Frères et Sœurs,

J’aime beaucoup cet Évangile qui nous invite à la rencontre du Christ à la façon de Bartimée. Il est aveugle, il est mendiant, …et il est assis au bord de la route.

Combien de fois ne sommes-nous pas les contemporains de Bartimée ? Sans morbidité mais avec « lucidité » ?
• Sa cécité rejoint tous nos aveuglements mais aussi tous nos éblouissements qui nous empêchent de voir clair.
• Sa mendicité exprime à la fois sa pauvreté mais aussi son manque et son attente de recevoir quelque argent sans doute, mais aussi et surtout des relations qui lui permettraient de dépasser sa solitude.
• Sa position qui le laisse au bord du chemin me fait penser à tous ceux et celles qui restent prostrés sur le chemin de la vie. Ce sont tous les laissés-pour-compte, les exclus, les marginalisés, les rejetés…
Et quand Bartimée se met à crier pour attirer l’attention de Jésus, on lui demande de se taire.
Image insoutenable et cependant tellement réaliste d’un monde (le nôtre) confronté à la question de celles et ceux qui ne trouvent pas leur place dans la société. Et c’est le plus souvent vers ceux à qui on refuse ce que j’appellerais le « minimum de leur dignité » que va Jésus, le Christ.

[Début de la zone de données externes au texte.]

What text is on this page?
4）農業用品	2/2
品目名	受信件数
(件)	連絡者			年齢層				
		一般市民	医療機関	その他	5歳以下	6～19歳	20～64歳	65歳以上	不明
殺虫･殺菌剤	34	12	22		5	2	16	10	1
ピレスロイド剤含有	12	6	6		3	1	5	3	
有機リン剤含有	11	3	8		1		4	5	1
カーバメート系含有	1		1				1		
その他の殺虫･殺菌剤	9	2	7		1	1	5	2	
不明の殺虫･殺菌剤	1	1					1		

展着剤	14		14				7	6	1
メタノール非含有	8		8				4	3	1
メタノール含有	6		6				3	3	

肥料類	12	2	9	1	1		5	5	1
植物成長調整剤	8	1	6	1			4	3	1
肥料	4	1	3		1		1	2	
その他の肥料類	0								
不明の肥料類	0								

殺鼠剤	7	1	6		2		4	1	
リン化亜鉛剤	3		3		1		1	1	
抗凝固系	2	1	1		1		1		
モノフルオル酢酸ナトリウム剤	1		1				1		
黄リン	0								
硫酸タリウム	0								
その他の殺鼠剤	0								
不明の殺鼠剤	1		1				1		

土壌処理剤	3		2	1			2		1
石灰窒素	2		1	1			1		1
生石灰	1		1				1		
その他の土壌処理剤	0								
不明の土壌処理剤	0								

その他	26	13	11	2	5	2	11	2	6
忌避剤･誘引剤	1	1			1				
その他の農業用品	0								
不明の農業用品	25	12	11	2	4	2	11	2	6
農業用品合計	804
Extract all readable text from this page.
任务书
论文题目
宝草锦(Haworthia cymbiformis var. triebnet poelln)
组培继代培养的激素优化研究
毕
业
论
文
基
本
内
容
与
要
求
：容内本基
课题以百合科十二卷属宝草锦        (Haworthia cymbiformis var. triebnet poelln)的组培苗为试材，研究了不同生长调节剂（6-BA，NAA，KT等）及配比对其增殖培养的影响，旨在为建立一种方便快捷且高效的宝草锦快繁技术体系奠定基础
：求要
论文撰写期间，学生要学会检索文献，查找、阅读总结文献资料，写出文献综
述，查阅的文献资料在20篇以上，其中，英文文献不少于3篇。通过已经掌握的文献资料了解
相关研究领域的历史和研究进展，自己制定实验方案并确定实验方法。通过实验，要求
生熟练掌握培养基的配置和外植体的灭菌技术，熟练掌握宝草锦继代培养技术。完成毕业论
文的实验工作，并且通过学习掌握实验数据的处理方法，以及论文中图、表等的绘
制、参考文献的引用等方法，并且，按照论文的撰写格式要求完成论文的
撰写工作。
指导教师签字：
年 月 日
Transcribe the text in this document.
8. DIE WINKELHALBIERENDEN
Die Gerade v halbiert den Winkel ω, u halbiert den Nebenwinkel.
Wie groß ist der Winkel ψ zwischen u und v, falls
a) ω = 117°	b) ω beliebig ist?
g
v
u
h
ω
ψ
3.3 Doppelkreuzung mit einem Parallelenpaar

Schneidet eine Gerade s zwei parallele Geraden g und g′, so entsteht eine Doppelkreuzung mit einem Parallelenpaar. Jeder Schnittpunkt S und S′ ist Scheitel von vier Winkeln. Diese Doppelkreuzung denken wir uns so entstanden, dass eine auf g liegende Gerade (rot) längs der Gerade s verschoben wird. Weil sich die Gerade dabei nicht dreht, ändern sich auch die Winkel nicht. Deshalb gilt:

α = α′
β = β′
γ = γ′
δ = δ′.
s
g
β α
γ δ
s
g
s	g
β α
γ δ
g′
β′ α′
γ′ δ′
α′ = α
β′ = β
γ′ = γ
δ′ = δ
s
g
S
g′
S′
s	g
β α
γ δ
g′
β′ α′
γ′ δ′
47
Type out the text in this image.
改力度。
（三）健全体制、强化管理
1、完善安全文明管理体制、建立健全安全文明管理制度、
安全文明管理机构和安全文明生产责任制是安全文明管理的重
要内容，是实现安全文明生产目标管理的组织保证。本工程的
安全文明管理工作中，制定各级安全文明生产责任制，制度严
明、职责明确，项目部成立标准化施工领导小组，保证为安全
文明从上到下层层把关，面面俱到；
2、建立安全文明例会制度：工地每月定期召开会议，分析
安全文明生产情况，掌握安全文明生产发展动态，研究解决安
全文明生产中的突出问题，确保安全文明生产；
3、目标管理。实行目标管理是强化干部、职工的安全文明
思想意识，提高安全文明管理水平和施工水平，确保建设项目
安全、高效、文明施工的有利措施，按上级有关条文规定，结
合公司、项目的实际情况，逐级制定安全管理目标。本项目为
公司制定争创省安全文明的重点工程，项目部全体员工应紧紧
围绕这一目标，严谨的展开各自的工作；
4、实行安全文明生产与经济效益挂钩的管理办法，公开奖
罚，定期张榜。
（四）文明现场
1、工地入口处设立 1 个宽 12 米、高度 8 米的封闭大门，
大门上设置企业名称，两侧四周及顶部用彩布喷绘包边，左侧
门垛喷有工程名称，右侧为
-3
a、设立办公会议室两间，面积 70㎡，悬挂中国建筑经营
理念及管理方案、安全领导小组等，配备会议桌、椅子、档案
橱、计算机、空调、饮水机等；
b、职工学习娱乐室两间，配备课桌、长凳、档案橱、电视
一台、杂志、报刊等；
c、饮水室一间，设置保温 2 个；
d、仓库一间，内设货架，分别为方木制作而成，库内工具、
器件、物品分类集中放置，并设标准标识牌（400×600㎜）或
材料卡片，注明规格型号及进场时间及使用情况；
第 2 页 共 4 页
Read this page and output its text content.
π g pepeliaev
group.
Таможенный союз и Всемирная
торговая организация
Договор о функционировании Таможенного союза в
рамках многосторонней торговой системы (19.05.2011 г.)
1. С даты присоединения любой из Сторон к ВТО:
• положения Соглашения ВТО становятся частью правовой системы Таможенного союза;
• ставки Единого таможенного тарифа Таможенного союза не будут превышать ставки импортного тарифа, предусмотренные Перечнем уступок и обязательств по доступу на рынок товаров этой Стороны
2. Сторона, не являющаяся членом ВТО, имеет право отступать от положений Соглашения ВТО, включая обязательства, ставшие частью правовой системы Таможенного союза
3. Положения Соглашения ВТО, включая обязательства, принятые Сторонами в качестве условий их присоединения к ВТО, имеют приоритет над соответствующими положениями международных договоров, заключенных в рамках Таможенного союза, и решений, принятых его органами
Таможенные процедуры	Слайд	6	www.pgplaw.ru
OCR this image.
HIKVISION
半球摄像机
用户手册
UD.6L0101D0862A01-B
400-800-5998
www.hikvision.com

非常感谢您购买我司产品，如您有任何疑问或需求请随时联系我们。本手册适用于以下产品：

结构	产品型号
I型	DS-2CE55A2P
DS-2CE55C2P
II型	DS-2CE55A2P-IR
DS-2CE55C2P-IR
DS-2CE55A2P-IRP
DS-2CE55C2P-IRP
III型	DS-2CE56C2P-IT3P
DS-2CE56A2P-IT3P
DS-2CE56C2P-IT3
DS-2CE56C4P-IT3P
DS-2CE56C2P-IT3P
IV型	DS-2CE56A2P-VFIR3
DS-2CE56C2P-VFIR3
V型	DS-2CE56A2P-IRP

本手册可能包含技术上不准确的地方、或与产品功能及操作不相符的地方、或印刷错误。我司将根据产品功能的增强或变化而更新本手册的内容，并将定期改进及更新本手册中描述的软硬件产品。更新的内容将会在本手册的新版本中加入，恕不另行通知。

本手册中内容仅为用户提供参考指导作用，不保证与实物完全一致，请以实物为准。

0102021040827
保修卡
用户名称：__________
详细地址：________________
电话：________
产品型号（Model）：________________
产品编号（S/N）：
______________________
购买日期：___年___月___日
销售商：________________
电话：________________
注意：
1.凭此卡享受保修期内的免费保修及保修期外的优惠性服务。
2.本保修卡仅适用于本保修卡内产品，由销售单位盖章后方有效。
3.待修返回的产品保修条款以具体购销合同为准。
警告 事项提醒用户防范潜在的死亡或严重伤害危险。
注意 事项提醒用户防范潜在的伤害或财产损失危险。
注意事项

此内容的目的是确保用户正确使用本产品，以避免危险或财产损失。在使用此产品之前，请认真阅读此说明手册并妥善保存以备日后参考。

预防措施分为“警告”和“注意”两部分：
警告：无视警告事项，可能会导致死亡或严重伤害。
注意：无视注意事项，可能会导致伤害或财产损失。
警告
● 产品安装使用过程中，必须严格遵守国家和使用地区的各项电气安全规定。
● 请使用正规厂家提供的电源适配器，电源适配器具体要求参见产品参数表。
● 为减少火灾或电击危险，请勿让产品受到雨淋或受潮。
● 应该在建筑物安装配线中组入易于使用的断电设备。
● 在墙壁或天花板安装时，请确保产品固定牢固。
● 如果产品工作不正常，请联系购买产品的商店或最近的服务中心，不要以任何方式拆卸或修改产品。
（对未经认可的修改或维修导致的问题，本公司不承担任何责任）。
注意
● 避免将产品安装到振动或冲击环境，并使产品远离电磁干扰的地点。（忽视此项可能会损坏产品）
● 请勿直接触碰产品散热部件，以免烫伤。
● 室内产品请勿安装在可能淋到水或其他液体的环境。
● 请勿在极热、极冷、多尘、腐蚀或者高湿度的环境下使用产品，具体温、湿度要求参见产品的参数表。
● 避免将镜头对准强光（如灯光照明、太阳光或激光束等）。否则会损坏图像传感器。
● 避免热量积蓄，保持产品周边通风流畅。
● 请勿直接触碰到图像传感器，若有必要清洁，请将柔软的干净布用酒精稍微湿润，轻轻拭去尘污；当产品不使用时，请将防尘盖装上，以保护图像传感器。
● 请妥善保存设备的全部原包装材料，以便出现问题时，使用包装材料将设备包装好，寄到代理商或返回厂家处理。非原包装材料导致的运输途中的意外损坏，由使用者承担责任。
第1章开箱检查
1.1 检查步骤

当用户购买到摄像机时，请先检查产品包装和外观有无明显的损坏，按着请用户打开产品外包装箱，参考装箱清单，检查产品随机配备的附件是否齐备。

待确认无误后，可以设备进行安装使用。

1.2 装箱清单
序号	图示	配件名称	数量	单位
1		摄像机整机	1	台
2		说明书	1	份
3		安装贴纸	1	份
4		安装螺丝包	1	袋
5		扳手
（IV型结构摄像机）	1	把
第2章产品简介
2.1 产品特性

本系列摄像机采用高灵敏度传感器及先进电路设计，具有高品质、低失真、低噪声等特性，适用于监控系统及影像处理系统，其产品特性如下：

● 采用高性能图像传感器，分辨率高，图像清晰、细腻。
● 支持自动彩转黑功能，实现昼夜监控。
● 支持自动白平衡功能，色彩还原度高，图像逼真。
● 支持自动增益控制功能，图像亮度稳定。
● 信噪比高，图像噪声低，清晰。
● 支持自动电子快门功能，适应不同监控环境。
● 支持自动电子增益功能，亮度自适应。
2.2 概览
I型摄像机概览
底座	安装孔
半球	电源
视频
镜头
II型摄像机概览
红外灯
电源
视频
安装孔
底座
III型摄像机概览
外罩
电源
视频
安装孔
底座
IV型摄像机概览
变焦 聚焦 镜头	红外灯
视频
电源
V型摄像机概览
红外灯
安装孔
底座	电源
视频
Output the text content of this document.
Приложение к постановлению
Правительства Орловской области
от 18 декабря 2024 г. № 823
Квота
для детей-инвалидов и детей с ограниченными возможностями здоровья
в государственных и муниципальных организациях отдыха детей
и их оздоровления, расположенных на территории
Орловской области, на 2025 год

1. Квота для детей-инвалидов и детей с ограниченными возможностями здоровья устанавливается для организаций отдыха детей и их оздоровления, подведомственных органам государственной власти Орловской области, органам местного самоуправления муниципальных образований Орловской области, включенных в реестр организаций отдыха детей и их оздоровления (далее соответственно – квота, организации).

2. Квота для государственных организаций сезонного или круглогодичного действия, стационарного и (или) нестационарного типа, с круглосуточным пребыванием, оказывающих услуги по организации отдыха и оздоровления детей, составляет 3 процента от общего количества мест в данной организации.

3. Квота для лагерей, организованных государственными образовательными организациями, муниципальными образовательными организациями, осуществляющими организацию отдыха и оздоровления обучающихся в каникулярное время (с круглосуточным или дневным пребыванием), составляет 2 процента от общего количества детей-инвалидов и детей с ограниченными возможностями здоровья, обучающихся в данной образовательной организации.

Tout l’Évangile est là pour nous (dé)montrer que la priorité du Christ – et donc de Dieu – est sans cesse de rejoindre ceux que trop souvent personne ne rencontre.
• Dieu ne s’accommode d’aucune exclusion !
• Dieu n’est jamais du côté de l’aliénation, mais de la libération, et donc de la vraie liberté.

Et Jésus « s’arrête »… car il ne se détourne jamais de celui qui l’appelle. Mais vient alors, dans le texte de l’Évangile de ce dimanche, la Parole que la foule adresse à Bartimée : « Confiance, lève-toi, il t’appelle. » Je crois qu’il n’y a pas plus beau résumé de l’Évangile parce qu’il n’y a pas de paroles plus fortes qui puissent rejoindre l’expérience humaine la plus profonde.
 « Confiance » : rien n’est possible sans la confiance. Et c’est l’absence de confiance qui nous établit dans des relations de « menacé-menaçant » ; c’est mortifère parce que la méfiance est à la source de toutes les violences.
« Lève-toi » : on ne peut être debout que parce qu’on a été relevé. Et qu’est-ce qu’être debout sinon l’attitude de celui qui peut mettre un pied devant l’autre, c’est-à-dire qui peut « avancer » ?
Dieu nous veut debout et ne cesse jamais de nous relever. Et quand on fait quelque peu l’étude exégétique de ce texte d’Évangile, on comprend vite que l’expression « lève-toi » ou « relève-toi » est la même que celle qui exprime la résurrection du Christ. « Lève-toi »… une façon de dire : « tu es ressuscité ! » à la vie.
 « Il t’appelle » : l’appel est au cœur du bonheur humain le plus profond. Personne ne peut bâtir son bonheur à l’unique force de ses poignets ou de sa « matière grise ». Personne… et heureusement ! Vivre, c’est être appelé à vivre. Que je sache, personne d’entre nous n’a demandé à venir au monde. C’est un cadeau à recevoir pour une tâche à accomplir.

Et le texte de l’Évangile continue. Bartimée court vers Jésus. Il ne le voit pas mais il l’a entendu. Et il a fait confiance !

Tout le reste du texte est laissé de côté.